Prior to the present Probate Code an independent administration, according to the law, considered the estate as closed after one year. Jones v. Jimmerson, Tex. Civ.App., 302 S.W.2d 161. Now, an independent administration is not closed at the expiration of one year, nor until the independent executor, or someone interested in the estate, filed the necessary pleadings and asks the county court to declare the administration closed. Secs. 151 and 152, Probate Code. Under Sec. 83(c) of the Probate Code where an administration is pending against an estate and a Will is found and admitted to probate, the administration is revoked, but all acts done by the first administrator prior to the qualification of the Executor, or of the Administrator with the Will annexed, shall be as valid as if no such Will had ever been discovered. There was no proof in this record of the distribution of any of the estate. If such is true, it may result in further litigation. There is an article in Vernon's Revised Civil Statutes, Vol. 9a, beginning on page 223, entitled "History and Commentary, Title 54___, Estates of Decedents" by the Hon. Harvey M. Richey of the Waco Bar. Beginning on page 235 under "Independent Administration" is pointed out that Texas has a more liberal statute than any other jurisdiction. If such is the case, the parties who have received under the prior administration may become necessary parties to a lawsuit to deprive them of that which they have heretofore received. 32 T.J. 13, Sec. 9; 44 T.J.2d 128, Sec. 3.

It does seem that the question of estoppel is applicable to the case at bar. 107 A.L.R. 259.

The points of error are overruled.

By their points 4, 5 and 6 appellants say the court erred in excluding certain evidence. They did not bring these errors forward in their motion for a new trial. They take the position that this can be done under Rule 324 Vernon's Annotated Texas Rules of Civil Procedure, amended and became effective Sept. 1, 1962. Such points must be raised in the trial court by a motion for new trial. See Wagner v. Foster, 161 Tex. 333, 341 S.W.2d 887; The State of California Department of Mental Hygiene v.
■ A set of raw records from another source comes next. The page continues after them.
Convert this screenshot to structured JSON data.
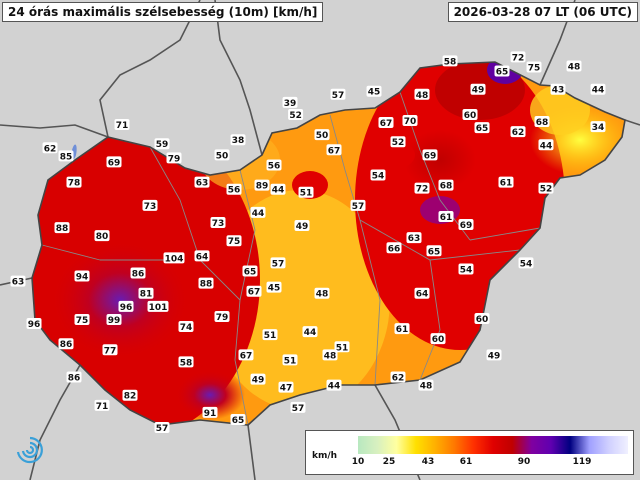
{
  "header": {
    "title": "24 órás maximális szélsebesség (10m) [km/h]",
    "date": "2026-03-28 07 LT (06 UTC)"
  },
  "legend": {
    "unit": "km/h",
    "ticks": [
      "10",
      "25",
      "43",
      "61",
      "90",
      "119"
    ],
    "colors": [
      "#b8e8c0",
      "#d8f0c0",
      "#ffffa0",
      "#ffe000",
      "#ffb000",
      "#ff7800",
      "#ff3000",
      "#e00000",
      "#c00000",
      "#8000a0",
      "#6000b0",
      "#000080",
      "#a0a0ff",
      "#d0d0ff",
      "#f0f0ff"
    ]
  },
  "map_data": {
    "values": [
      {
        "v": "58",
        "lon": 20.75,
        "lat": 48.58
      },
      {
        "v": "72",
        "lon": 21.6,
        "lat": 48.62
      },
      {
        "v": "65",
        "lon": 21.4,
        "lat": 48.48
      },
      {
        "v": "75",
        "lon": 21.8,
        "lat": 48.52
      },
      {
        "v": "48",
        "lon": 22.3,
        "lat": 48.53
      },
      {
        "v": "57",
        "lon": 19.35,
        "lat": 48.25
      },
      {
        "v": "45",
        "lon": 19.8,
        "lat": 48.28
      },
      {
        "v": "48",
        "lon": 20.4,
        "lat": 48.25
      },
      {
        "v": "49",
        "lon": 21.1,
        "lat": 48.3
      },
      {
        "v": "43",
        "lon": 22.1,
        "lat": 48.3
      },
      {
        "v": "44",
        "lon": 22.6,
        "lat": 48.3
      },
      {
        "v": "39",
        "lon": 18.75,
        "lat": 48.17
      },
      {
        "v": "52",
        "lon": 18.82,
        "lat": 48.05
      },
      {
        "v": "60",
        "lon": 21.0,
        "lat": 48.05
      },
      {
        "v": "65",
        "lon": 21.15,
        "lat": 47.92
      },
      {
        "v": "68",
        "lon": 21.9,
        "lat": 47.98
      },
      {
        "v": "67",
        "lon": 19.95,
        "lat": 47.97
      },
      {
        "v": "70",
        "lon": 20.25,
        "lat": 47.99
      },
      {
        "v": "62",
        "lon": 21.6,
        "lat": 47.88
      },
      {
        "v": "34",
        "lon": 22.6,
        "lat": 47.93
      },
      {
        "v": "71",
        "lon": 16.65,
        "lat": 47.95
      },
      {
        "v": "50",
        "lon": 19.15,
        "lat": 47.85
      },
      {
        "v": "67",
        "lon": 19.3,
        "lat": 47.7
      },
      {
        "v": "52",
        "lon": 20.1,
        "lat": 47.78
      },
      {
        "v": "44",
        "lon": 21.95,
        "lat": 47.75
      },
      {
        "v": "62",
        "lon": 15.75,
        "lat": 47.72
      },
      {
        "v": "59",
        "lon": 17.15,
        "lat": 47.76
      },
      {
        "v": "85",
        "lon": 15.95,
        "lat": 47.64
      },
      {
        "v": "38",
        "lon": 18.1,
        "lat": 47.8
      },
      {
        "v": "50",
        "lon": 17.9,
        "lat": 47.65
      },
      {
        "v": "79",
        "lon": 17.3,
        "lat": 47.62
      },
      {
        "v": "69",
        "lon": 16.55,
        "lat": 47.58
      },
      {
        "v": "69",
        "lon": 20.5,
        "lat": 47.65
      },
      {
        "v": "56",
        "lon": 18.55,
        "lat": 47.55
      },
      {
        "v": "54",
        "lon": 19.85,
        "lat": 47.45
      },
      {
        "v": "78",
        "lon": 16.05,
        "lat": 47.38
      },
      {
        "v": "63",
        "lon": 17.65,
        "lat": 47.38
      },
      {
        "v": "89",
        "lon": 18.4,
        "lat": 47.35
      },
      {
        "v": "44",
        "lon": 18.6,
        "lat": 47.31
      },
      {
        "v": "56",
        "lon": 18.05,
        "lat": 47.31
      },
      {
        "v": "51",
        "lon": 18.95,
        "lat": 47.28
      },
      {
        "v": "72",
        "lon": 20.4,
        "lat": 47.32
      },
      {
        "v": "68",
        "lon": 20.7,
        "lat": 47.35
      },
      {
        "v": "61",
        "lon": 21.45,
        "lat": 47.38
      },
      {
        "v": "52",
        "lon": 21.95,
        "lat": 47.32
      },
      {
        "v": "73",
        "lon": 17.0,
        "lat": 47.15
      },
      {
        "v": "57",
        "lon": 19.6,
        "lat": 47.15
      },
      {
        "v": "44",
        "lon": 18.35,
        "lat": 47.08
      },
      {
        "v": "73",
        "lon": 17.85,
        "lat": 46.98
      },
      {
        "v": "49",
        "lon": 18.9,
        "lat": 46.95
      },
      {
        "v": "61",
        "lon": 20.7,
        "lat": 47.04
      },
      {
        "v": "69",
        "lon": 20.95,
        "lat": 46.96
      },
      {
        "v": "88",
        "lon": 15.9,
        "lat": 46.93
      },
      {
        "v": "80",
        "lon": 16.4,
        "lat": 46.85
      },
      {
        "v": "75",
        "lon": 18.05,
        "lat": 46.8
      },
      {
        "v": "63",
        "lon": 20.3,
        "lat": 46.83
      },
      {
        "v": "66",
        "lon": 20.05,
        "lat": 46.73
      },
      {
        "v": "65",
        "lon": 20.55,
        "lat": 46.7
      },
      {
        "v": "104",
        "lon": 17.3,
        "lat": 46.63
      },
      {
        "v": "64",
        "lon": 17.65,
        "lat": 46.65
      },
      {
        "v": "57",
        "lon": 18.6,
        "lat": 46.58
      },
      {
        "v": "54",
        "lon": 20.95,
        "lat": 46.52
      },
      {
        "v": "54",
        "lon": 21.7,
        "lat": 46.58
      },
      {
        "v": "63",
        "lon": 15.35,
        "lat": 46.4
      },
      {
        "v": "94",
        "lon": 16.15,
        "lat": 46.45
      },
      {
        "v": "86",
        "lon": 16.85,
        "lat": 46.48
      },
      {
        "v": "65",
        "lon": 18.25,
        "lat": 46.5
      },
      {
        "v": "88",
        "lon": 17.7,
        "lat": 46.38
      },
      {
        "v": "67",
        "lon": 18.3,
        "lat": 46.3
      },
      {
        "v": "45",
        "lon": 18.55,
        "lat": 46.34
      },
      {
        "v": "48",
        "lon": 19.15,
        "lat": 46.28
      },
      {
        "v": "64",
        "lon": 20.4,
        "lat": 46.28
      },
      {
        "v": "81",
        "lon": 16.95,
        "lat": 46.28
      },
      {
        "v": "96",
        "lon": 16.7,
        "lat": 46.15
      },
      {
        "v": "101",
        "lon": 17.1,
        "lat": 46.15
      },
      {
        "v": "79",
        "lon": 17.9,
        "lat": 46.05
      },
      {
        "v": "99",
        "lon": 16.55,
        "lat": 46.02
      },
      {
        "v": "75",
        "lon": 16.15,
        "lat": 46.02
      },
      {
        "v": "96",
        "lon": 15.55,
        "lat": 45.98
      },
      {
        "v": "74",
        "lon": 17.45,
        "lat": 45.95
      },
      {
        "v": "60",
        "lon": 21.15,
        "lat": 46.03
      },
      {
        "v": "61",
        "lon": 20.15,
        "lat": 45.93
      },
      {
        "v": "44",
        "lon": 19.0,
        "lat": 45.9
      },
      {
        "v": "51",
        "lon": 18.5,
        "lat": 45.87
      },
      {
        "v": "60",
        "lon": 20.6,
        "lat": 45.83
      },
      {
        "v": "86",
        "lon": 15.95,
        "lat": 45.78
      },
      {
        "v": "77",
        "lon": 16.5,
        "lat": 45.72
      },
      {
        "v": "51",
        "lon": 19.4,
        "lat": 45.75
      },
      {
        "v": "48",
        "lon": 19.25,
        "lat": 45.67
      },
      {
        "v": "67",
        "lon": 18.2,
        "lat": 45.67
      },
      {
        "v": "51",
        "lon": 18.75,
        "lat": 45.62
      },
      {
        "v": "58",
        "lon": 17.45,
        "lat": 45.6
      },
      {
        "v": "49",
        "lon": 21.3,
        "lat": 45.67
      },
      {
        "v": "49",
        "lon": 18.35,
        "lat": 45.43
      },
      {
        "v": "62",
        "lon": 20.1,
        "lat": 45.45
      },
      {
        "v": "86",
        "lon": 16.05,
        "lat": 45.45
      },
      {
        "v": "47",
        "lon": 18.7,
        "lat": 45.35
      },
      {
        "v": "44",
        "lon": 19.3,
        "lat": 45.37
      },
      {
        "v": "48",
        "lon": 20.45,
        "lat": 45.37
      },
      {
        "v": "82",
        "lon": 16.75,
        "lat": 45.27
      },
      {
        "v": "71",
        "lon": 16.4,
        "lat": 45.17
      },
      {
        "v": "57",
        "lon": 18.85,
        "lat": 45.15
      },
      {
        "v": "91",
        "lon": 17.75,
        "lat": 45.1
      },
      {
        "v": "65",
        "lon": 18.1,
        "lat": 45.03
      },
      {
        "v": "57",
        "lon": 17.15,
        "lat": 44.95
      }
    ]
  }
}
Bank of the Southwest National Ass'n et al. (Tex.Sup.Ct.) 354 S.W.2d 576; Stacy et al. v. Bridge City I.S.D., (Ct.Civ. App.) 357 S.W.2d 618, N.W.H.; Towne Industrial Equipment Co. Inc. v. Marmosaic, Inc., (Ct.Civ.App.) 358 S.W.2d 755, N.W.H.; 3 T.J.2d 460, Sec. 184; and 3 T.J.2d 461, Sec. 186. Points of error can be raised by a motion for judgment non obstante veredicto. The points have been waived and are overruled.

The judgment of the trial court is affirmed.